While away over the holidays, we played sous chefs/kitchen sidekicks for others, and while in Tennessee for Christmas we did make Nigella's Chocolate Fruit Cake (it's a tradition, after all). We're glad to be back in our own kitchen, making our own food. And we're about to start cooking with a vengeance.
Those of you who have been reading The Bitten Word for a long time likely remember previous years of culinary resolutions. We try to avoid the "lose weight," "get more exercise" types of proclamations and instead focus on specific things we want to learn, eat or improve for the coming year. Before we share our resolutions for 2012, here's a reckoning of how we did with our resolutions for 2011.

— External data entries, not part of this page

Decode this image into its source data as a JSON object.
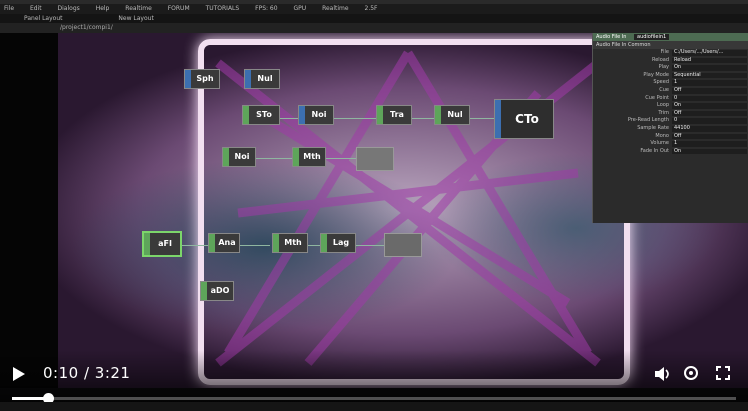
{
  "menubar": {
    "items": [
      "File",
      "Edit",
      "Dialogs",
      "Help",
      "Realtime",
      "FORUM",
      "TUTORIALS",
      "FPS: 60",
      "GPU",
      "Realtime",
      "2.5F"
    ]
  },
  "tabbar": {
    "left": "Panel Layout",
    "right": "New Layout"
  },
  "pathbar": {
    "text": "/project1/compi1/"
  },
  "nodes": [
    {
      "label": "Sph",
      "family": "chop"
    },
    {
      "label": "Nul",
      "family": "chop"
    },
    {
      "label": "STo",
      "family": "top"
    },
    {
      "label": "Noi",
      "family": "chop"
    },
    {
      "label": "Tra",
      "family": "top"
    },
    {
      "label": "Nul",
      "family": "top"
    },
    {
      "label": "CTo",
      "family": "chop"
    },
    {
      "label": "Noi",
      "family": "top"
    },
    {
      "label": "Mth",
      "family": "top"
    },
    {
      "label": "aFI",
      "family": "top"
    },
    {
      "label": "Ana",
      "family": "top"
    },
    {
      "label": "Mth",
      "family": "top"
    },
    {
      "label": "Lag",
      "family": "top"
    },
    {
      "label": "aDO",
      "family": "top"
    }
  ],
  "panel": {
    "title": "Audio File In",
    "name": "audiofilein1",
    "tabs": "Audio File In   Common",
    "params": [
      {
        "label": "File",
        "value": "C:/Users/.../Users/..."
      },
      {
        "label": "Reload",
        "value": "Reload"
      },
      {
        "label": "Play",
        "value": "On"
      },
      {
        "label": "Play Mode",
        "value": "Sequential"
      },
      {
        "label": "Speed",
        "value": "1"
      },
      {
        "label": "Cue",
        "value": "Off"
      },
      {
        "label": "Cue Point",
        "value": "0"
      },
      {
        "label": "Loop",
        "value": "On"
      },
      {
        "label": "Trim",
        "value": "Off"
      },
      {
        "label": "Pre-Read Length",
        "value": "0"
      },
      {
        "label": "Sample Rate",
        "value": "44100"
      },
      {
        "label": "Mono",
        "value": "Off"
      },
      {
        "label": "Volume",
        "value": "1"
      },
      {
        "label": "Fade In Out",
        "value": "On"
      }
    ]
  },
  "video": {
    "current_time": "0:10",
    "duration": "3:21",
    "progress": 0.05,
    "icons": [
      "play-icon",
      "volume-icon",
      "settings-icon",
      "fullscreen-icon"
    ]
  }
}
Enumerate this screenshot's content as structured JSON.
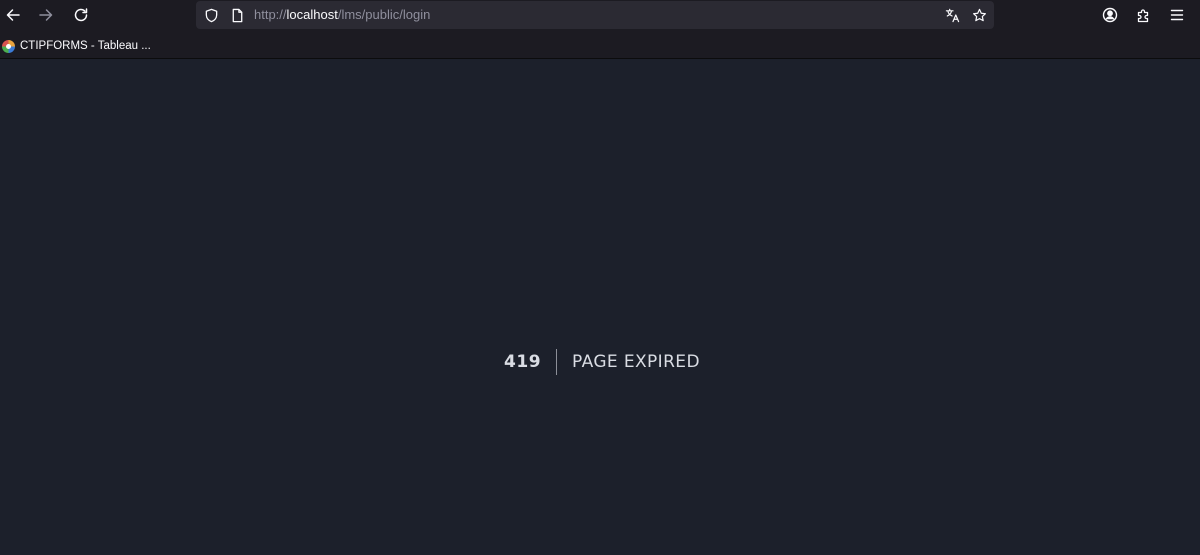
{
  "browser": {
    "url": {
      "prefix": "http://",
      "host": "localhost",
      "path": "/lms/public/login"
    },
    "icons": {
      "back": "arrow-left-icon",
      "forward": "arrow-right-icon",
      "reload": "reload-icon",
      "site_info": "shield-icon",
      "page": "page-icon",
      "translate": "translate-icon",
      "bookmark": "star-icon",
      "account": "account-icon",
      "extensions": "puzzle-icon",
      "menu": "hamburger-menu-icon"
    }
  },
  "bookmarks_bar": {
    "items": [
      {
        "label": "CTIPFORMS - Tableau ..."
      }
    ]
  },
  "page": {
    "error_code": "419",
    "error_message": "PAGE EXPIRED"
  },
  "colors": {
    "page_background": "#1c202b",
    "toolbar_background": "#1c1b22",
    "urlbar_background": "#2b2a33",
    "text": "#d9dce3"
  }
}
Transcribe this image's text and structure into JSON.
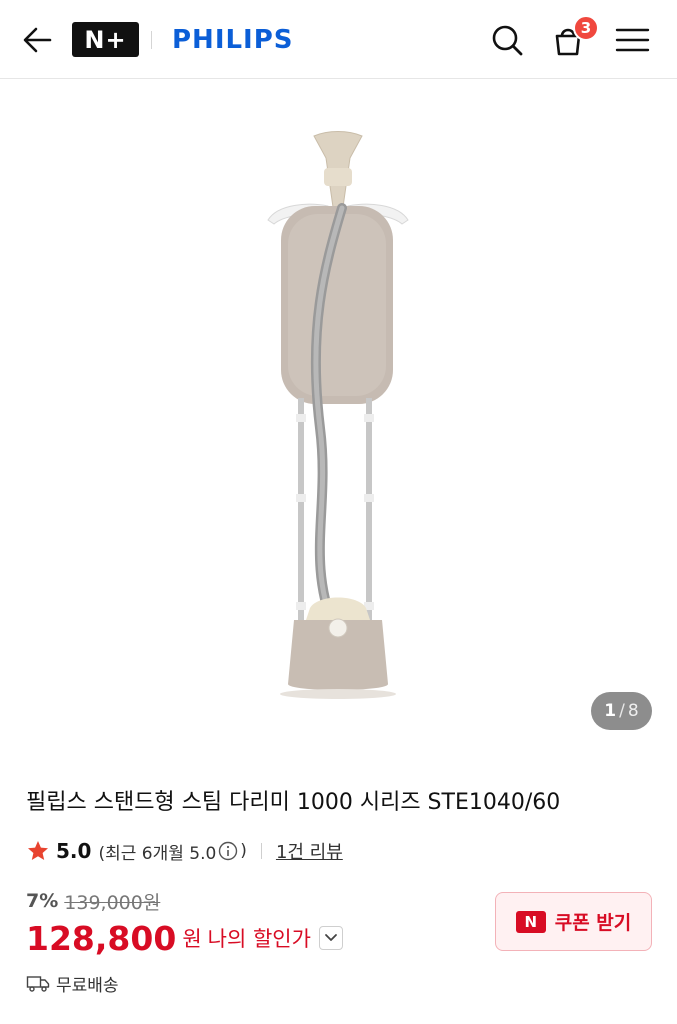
{
  "header": {
    "logo_badge": "N+",
    "brand": "PHILIPS",
    "cart_count": "3"
  },
  "gallery": {
    "current": "1",
    "separator": "/",
    "total": "8"
  },
  "product": {
    "title": "필립스 스탠드형 스팀 다리미 1000 시리즈 STE1040/60",
    "rating_score": "5.0",
    "rating_recent_prefix": "(최근 6개월 5.0",
    "rating_recent_suffix": ")",
    "review_link": "1건 리뷰",
    "discount": "7%",
    "original_price": "139,000원",
    "sale_price": "128,800",
    "currency": "원",
    "my_discount_label": "나의 할인가",
    "coupon_logo": "N",
    "coupon_label": "쿠폰 받기",
    "shipping": "무료배송"
  },
  "colors": {
    "brand_blue": "#0b5ed7",
    "price_red": "#d80c24",
    "badge_red": "#f0483e",
    "star_red": "#e8432f"
  }
}
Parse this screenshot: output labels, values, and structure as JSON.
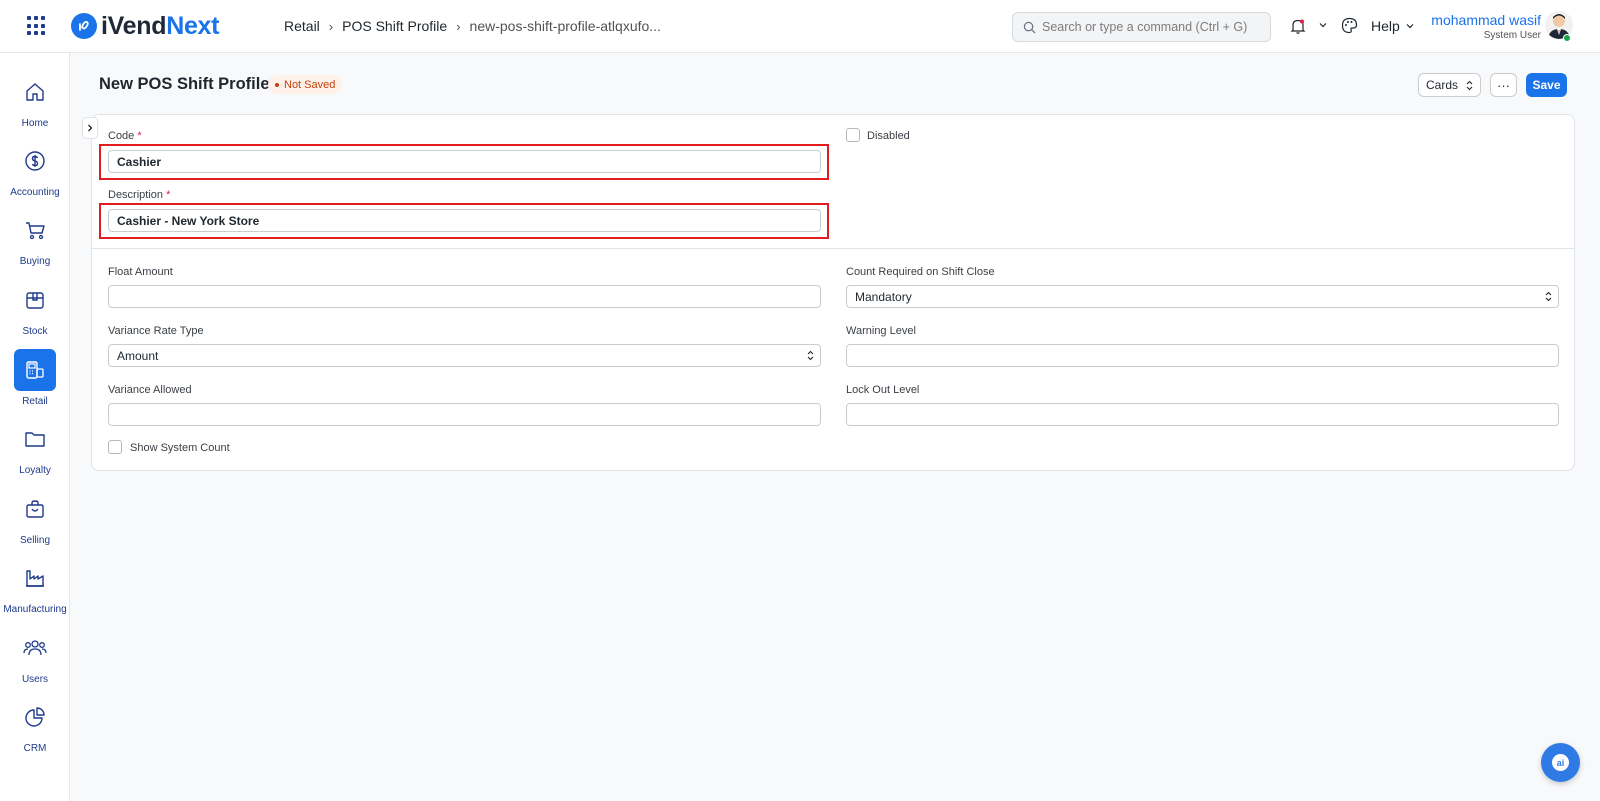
{
  "app": {
    "brand_prefix": "iVend",
    "brand_suffix": "Next"
  },
  "breadcrumb": [
    "Retail",
    "POS Shift Profile",
    "new-pos-shift-profile-atlqxufo..."
  ],
  "search": {
    "placeholder": "Search or type a command (Ctrl + G)"
  },
  "header": {
    "help_label": "Help"
  },
  "user": {
    "name": "mohammad wasif",
    "role": "System User"
  },
  "sidebar": {
    "items": [
      {
        "label": "Home",
        "icon": "home-icon",
        "active": false
      },
      {
        "label": "Accounting",
        "icon": "dollar-icon",
        "active": false
      },
      {
        "label": "Buying",
        "icon": "cart-icon",
        "active": false
      },
      {
        "label": "Stock",
        "icon": "box-icon",
        "active": false
      },
      {
        "label": "Retail",
        "icon": "pos-terminal-icon",
        "active": true
      },
      {
        "label": "Loyalty",
        "icon": "folder-icon",
        "active": false
      },
      {
        "label": "Selling",
        "icon": "shopping-bag-icon",
        "active": false
      },
      {
        "label": "Manufacturing",
        "icon": "factory-icon",
        "active": false
      },
      {
        "label": "Users",
        "icon": "users-icon",
        "active": false
      },
      {
        "label": "CRM",
        "icon": "pie-chart-icon",
        "active": false
      }
    ]
  },
  "page": {
    "title": "New POS Shift Profile",
    "status": "Not Saved",
    "view_label": "Cards",
    "more_label": "···",
    "save_label": "Save"
  },
  "form": {
    "code": {
      "label": "Code",
      "required_mark": "*",
      "value": "Cashier"
    },
    "description": {
      "label": "Description",
      "required_mark": "*",
      "value": "Cashier - New York Store"
    },
    "disabled": {
      "label": "Disabled",
      "checked": false
    },
    "float_amount": {
      "label": "Float Amount",
      "value": ""
    },
    "count_required": {
      "label": "Count Required on Shift Close",
      "value": "Mandatory"
    },
    "variance_rate_type": {
      "label": "Variance Rate Type",
      "value": "Amount"
    },
    "warning_level": {
      "label": "Warning Level",
      "value": ""
    },
    "variance_allowed": {
      "label": "Variance Allowed",
      "value": ""
    },
    "lock_out_level": {
      "label": "Lock Out Level",
      "value": ""
    },
    "show_system_count": {
      "label": "Show System Count",
      "checked": false
    }
  },
  "fab": {
    "label": "ai"
  },
  "colors": {
    "accent": "#1a73e8",
    "highlight": "#e11d1d",
    "status": "#c2410c"
  }
}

- Less meat on the plate. We're proud to call this one an unqualified success! We've done a really good job of elevating veggies to a main course and de-emphasizing meat. And we've had more and more meals without any meat at all -- at least one or two dinners a week. We're positive that we ate less meat in 2011 than ever before. This is a good example of a realistic, workable resolution. If we had resolved to "give up meat" or "become vegans," we would have failed miserably (and we would have been two very unhappy guys). But by resolving to simply make meat less of the star of a meal, we've really been able to make a difference in how we eat.
- Flex our canning muscles again. We canned tomatoes this year, made some jam and experimented with pickling okra. We have a pressure cooker now, so look out, 2012!
- Familiarize ourselves with our cookbook collection (or purge them!). Done and done. We've done a pretty good job of getting to know the cookbooks on our shelves, and an even better job of getting rid of the ones we don't use. Plus, we've been getting our cookbook fix by test driving new books from the library before we buy them.
The Failures (so far!)
- Visit a food magazine test kitchen. Not yet, but that's more because of timing than anything else. We've got some irons in the fire on this one. Stay tuned!
- Give gardening another go. We did, with moderate success, and wrote all about our gardening adventures. Will we do it again this year? Probably so. Though last year's harvest wasn't great, it was our best yet, and we already have some ideas about what we'd do differently in 2012. We learned a lot and (for the most part) had a really good time doing it.
- Strive to buy higher-quality meat. Eh, not so much on this one. We've given it a game try, and we're confident we bought better meat in 2011 than any year before. Some months we did better than others, purchasing more of our meat from the farmers market, but just as often we got our meat from the supermarket, mostly due to cost.
So what about our culinary resolutions for this year?
The Bitten Word's 2012 Food Resolutions:
- Make a crown roast. -- This might just be the most beautiful, most impressive-looking cut of meat there is. But we find it (and its usually sky-high price tag) intimidating. We're going to find an excuse to make one this year.
- Get organized in the kitchen. -- Our pots and pans are a mess, our food cupboards are literally overflowing, and we have a junk drawer that we are convinced leads to an alternate dimension of space and time. We're going to clean, organize and eat down the foods in our pantry. Perhaps we'll all do it together?
- Use smaller plates. -- Often when we're plating dinner, we reach for our largest dinner plates, which we've come to realize are very large. That causes us to put more food on the plate, which then causes us to eat more. So as a simple solution, we're going to start using smaller plates more often, as a way to control portion sizes and cut calories. We'll see.
- Make restaurant meals count. -- Since we cook so much at home, we actually already do a decent job of not eating out too often. But we still too easily fall into a rut of going to the same restaurants time after time, for no good reason. It's expensive and unhealthy. This year, when we dine out, it's going to be at places we really, actively want to eat, for food that's not the sort of thing we can easily eat at home.
- Push our boundaries on ethnic cuisines. -- We're definitely not shy about trying new cuisines. In the past year alone, we've eaten at Vietnamese, Ethiopian, Burmese, Northern Thai, and Polish restaurants, among a host of others like Chinese, Thai and Indian. But there are still plenty of places we have yet to explore near our house, including a Caribbean place we've always wanted to try and an Eritrean restaurant we walk past twice a day.
- Buy a nice olive oil. -- This one should be easy, right? We love the huge jugs of olive oil we can get at Trader Joe's for $7.99. That olive oil is fine for cooking, and it seems that nearly every recipe we make starts with a hefty pour. But for salad dressings and other finishing touches, we'd like to explore using better olive oils with more flavor. Do you have one you like?
So what about you? What are your food resolutions for the new year? Any tips to help us with ours? Let us know in the comments!